The @annotation block attaches metadata to the specific caddy-proxy -> vault edge without affecting the edge itself.

CUE pattern

patterns/rdf_star.cue defines #RDFStarAnnotation, which takes a graph and per-edge annotations:

#RDFStarAnnotation: {
    Graph:   #InfraGraph
    BaseIRI: string | *"urn:resource:"
    Edges:   {[string]: #EdgeAnnotation} | *{}
    Rules:   [...#AnnotationRule] | *[]

    annotated_graph: { "@context": ..., "@graph": [...] }
    summary: { total_resources: ..., total_edges: ..., annotated_edges: ..., annotation_rules: ... }
}

Two annotation modes

Per-edge annotations use the Edges map with "source->target" keys:

Edges: {
    "caddy-proxy->vault": {
        confidence: 0.99
        source:     "tls-cert-chain"
        method:     "certificate-verification"
    }
}

Rule-based annotations use the Rules list, matching by @type on source and target resources:

Rules: [{
    name:         "monitoring-edges"
    source_types: {MonitoringServer: true}
    annotation: {
        confidence: 0.9
        source:     "agent-discovery"
    }
}]

Per-edge annotations take precedence over rule-based ones.

Datacenter wiring

_rdf_star: patterns.#RDFStarAnnotation & {
    Graph:   infra
    BaseIRI: _base
    Edges: {
        "caddy-proxy->vault": {
            confidence: 0.99
            source:     "tls-cert-chain"
            timestamp:  "2026-03-01T09:00:00Z"
            method:     "certificate-verification"
        }
        "gitlab-scm->postgresql": {
            confidence: 0.95
            source:     "connection-pool-check"
            timestamp:  "2026-03-01T10:00:00Z"
        }
        "k8s-prod->vault": {
            confidence: 0.8
            source:     "container-runtime-probe"
            timestamp:  "2026-03-02T14:00:00Z"
            notes:      "Secret injection via CSI driver"
        }
        "zabbix->postgresql": {
            confidence: 1.0
            source:     "config-file-parse"
            timestamp:  "2026-03-01T09:00:00Z"
            method:     "zabbix_server.conf DBHost"
        }
    }
}
rdf_star: _rdf_star.annotated_graph

PROV-O vs RDF-Star

PROV-O handles graph-level provenance: who derived what from what, when a graph was generated, which agent was responsible. See Context Events for that pattern.
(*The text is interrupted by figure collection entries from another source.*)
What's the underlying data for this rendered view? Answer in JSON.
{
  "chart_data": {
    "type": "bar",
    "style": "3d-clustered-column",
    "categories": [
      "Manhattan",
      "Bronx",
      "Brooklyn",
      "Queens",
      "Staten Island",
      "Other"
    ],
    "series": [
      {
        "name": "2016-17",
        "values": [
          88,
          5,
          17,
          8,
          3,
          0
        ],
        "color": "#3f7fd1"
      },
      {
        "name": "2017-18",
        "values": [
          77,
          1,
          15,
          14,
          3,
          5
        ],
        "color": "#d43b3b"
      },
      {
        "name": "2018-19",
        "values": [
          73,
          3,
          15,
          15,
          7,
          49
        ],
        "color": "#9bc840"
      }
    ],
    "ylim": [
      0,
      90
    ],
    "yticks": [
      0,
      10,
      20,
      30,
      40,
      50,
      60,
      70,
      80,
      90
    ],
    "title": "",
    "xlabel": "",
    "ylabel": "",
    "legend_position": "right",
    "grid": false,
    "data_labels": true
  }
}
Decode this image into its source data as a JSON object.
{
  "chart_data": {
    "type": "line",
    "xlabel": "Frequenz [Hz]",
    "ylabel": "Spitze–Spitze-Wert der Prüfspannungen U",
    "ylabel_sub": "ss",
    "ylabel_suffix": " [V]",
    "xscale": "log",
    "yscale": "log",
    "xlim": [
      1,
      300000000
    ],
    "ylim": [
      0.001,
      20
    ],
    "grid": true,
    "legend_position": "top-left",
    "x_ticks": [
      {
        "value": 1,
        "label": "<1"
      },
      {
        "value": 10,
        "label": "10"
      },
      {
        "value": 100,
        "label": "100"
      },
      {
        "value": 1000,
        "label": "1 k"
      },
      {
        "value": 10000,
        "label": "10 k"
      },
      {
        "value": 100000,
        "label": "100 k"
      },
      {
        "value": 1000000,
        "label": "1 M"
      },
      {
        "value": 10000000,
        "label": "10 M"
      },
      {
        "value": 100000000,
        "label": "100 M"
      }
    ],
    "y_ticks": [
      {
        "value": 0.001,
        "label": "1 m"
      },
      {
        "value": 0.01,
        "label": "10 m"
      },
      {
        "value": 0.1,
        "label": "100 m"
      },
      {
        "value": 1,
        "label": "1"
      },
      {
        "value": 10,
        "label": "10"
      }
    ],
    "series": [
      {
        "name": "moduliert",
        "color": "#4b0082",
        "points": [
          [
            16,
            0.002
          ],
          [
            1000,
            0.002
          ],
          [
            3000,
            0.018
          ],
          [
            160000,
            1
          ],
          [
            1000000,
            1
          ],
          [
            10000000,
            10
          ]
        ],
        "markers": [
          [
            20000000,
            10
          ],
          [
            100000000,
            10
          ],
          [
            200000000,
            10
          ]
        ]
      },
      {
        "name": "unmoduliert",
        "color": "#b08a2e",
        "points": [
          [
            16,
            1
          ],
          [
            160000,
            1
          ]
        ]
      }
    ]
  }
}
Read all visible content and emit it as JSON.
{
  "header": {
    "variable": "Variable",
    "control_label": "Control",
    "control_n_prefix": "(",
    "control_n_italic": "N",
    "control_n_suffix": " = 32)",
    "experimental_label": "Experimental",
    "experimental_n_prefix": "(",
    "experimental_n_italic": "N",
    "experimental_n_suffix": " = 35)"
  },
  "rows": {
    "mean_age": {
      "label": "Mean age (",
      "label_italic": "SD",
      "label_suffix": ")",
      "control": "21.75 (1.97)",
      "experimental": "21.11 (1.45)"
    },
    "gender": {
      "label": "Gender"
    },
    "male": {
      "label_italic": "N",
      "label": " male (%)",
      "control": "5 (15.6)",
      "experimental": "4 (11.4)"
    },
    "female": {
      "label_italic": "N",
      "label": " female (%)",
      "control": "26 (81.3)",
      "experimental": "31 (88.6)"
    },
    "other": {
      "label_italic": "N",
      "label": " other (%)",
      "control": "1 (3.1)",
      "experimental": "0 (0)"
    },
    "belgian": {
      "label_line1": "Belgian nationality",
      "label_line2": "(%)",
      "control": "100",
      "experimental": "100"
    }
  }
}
RDF-Star handles edge-level metadata: how confident are we in this specific dependency, what tool discovered it, when was it last verified. The two are complementary.

Export

cue export ./examples/datacenter/ -e rdf_star --out json

The shacl-comparison page discusses RDF-Star in the context of SHACL's limitations around contextual truth. This page covers the implementation.